More working moms means more children in aftercare. This opens the door even wider for churches to lead after school Bible clubs and other outreach opportunities in local schools.
Families are under financial pressure. In many families, it takes dad and mom working just to make ends meet. Many divorces are caused by financial pressure. What a great opportunity to come alongside families and offer financial coaching and classes to help them manage their finances. What a great opportunity to help families through marriage classes that help them cope with the pressure.
Working moms are very busy and make choices with their time. The pace of our society keeps moms and families on the run. This leads to time priorities being established. When moms come to church, make sure you use the time wisely. Instead of a long list of programs that are mediocre, consider doing fewer programs with excellence. Your ministry calendar should be a direct pathway to where you want moms and families to be spiritually. Don’t program just to be programming. Be strategic with the time you have with moms and families so you can make the biggest impact.

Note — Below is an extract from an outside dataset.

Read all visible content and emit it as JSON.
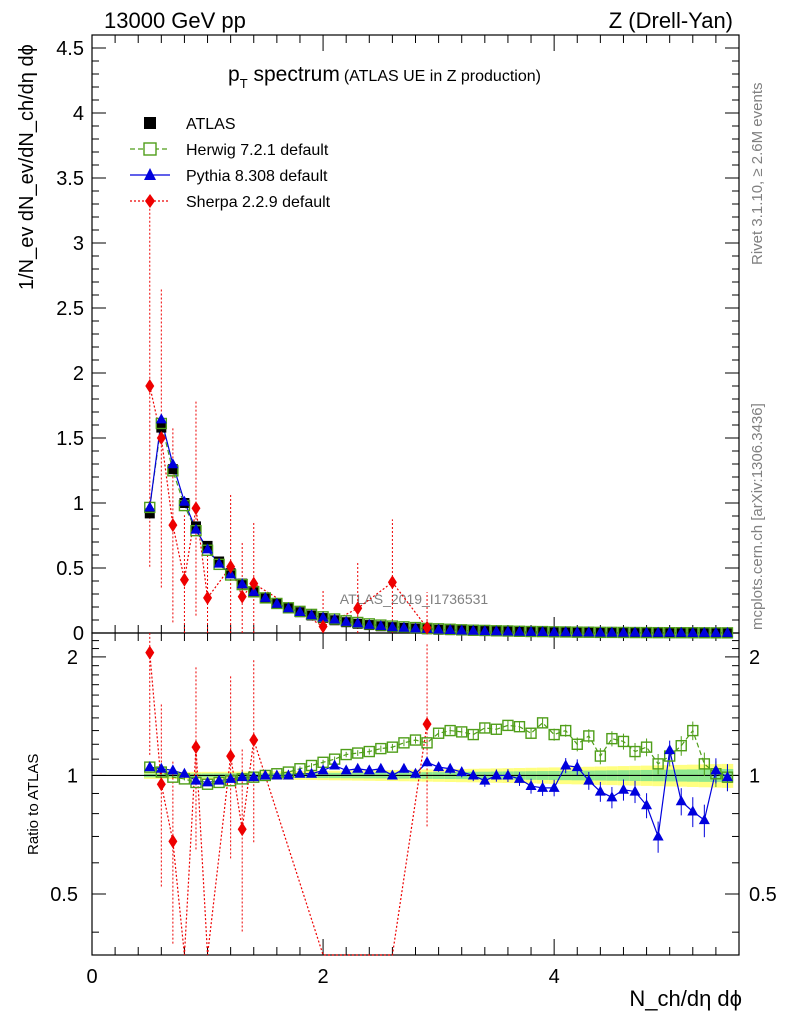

Working moms look forward to spending time with their kids. Their children are still their top priority, and they cherish every moment they have with them. What a great opportunity to provide resources that moms can use to disciple their children. Provide easy, precise tools that they can use in the time they have. If it’s too long or cumbersome, it will more than likely sit on the shelf. But if it’s a tool that they can use not only for bedtime prayers but also pull up on their iPod while driving the kids to soccer practice, they are more likely to use it. Make sure you are creating resources and tools that will actually be used in today’s fast-paced culture.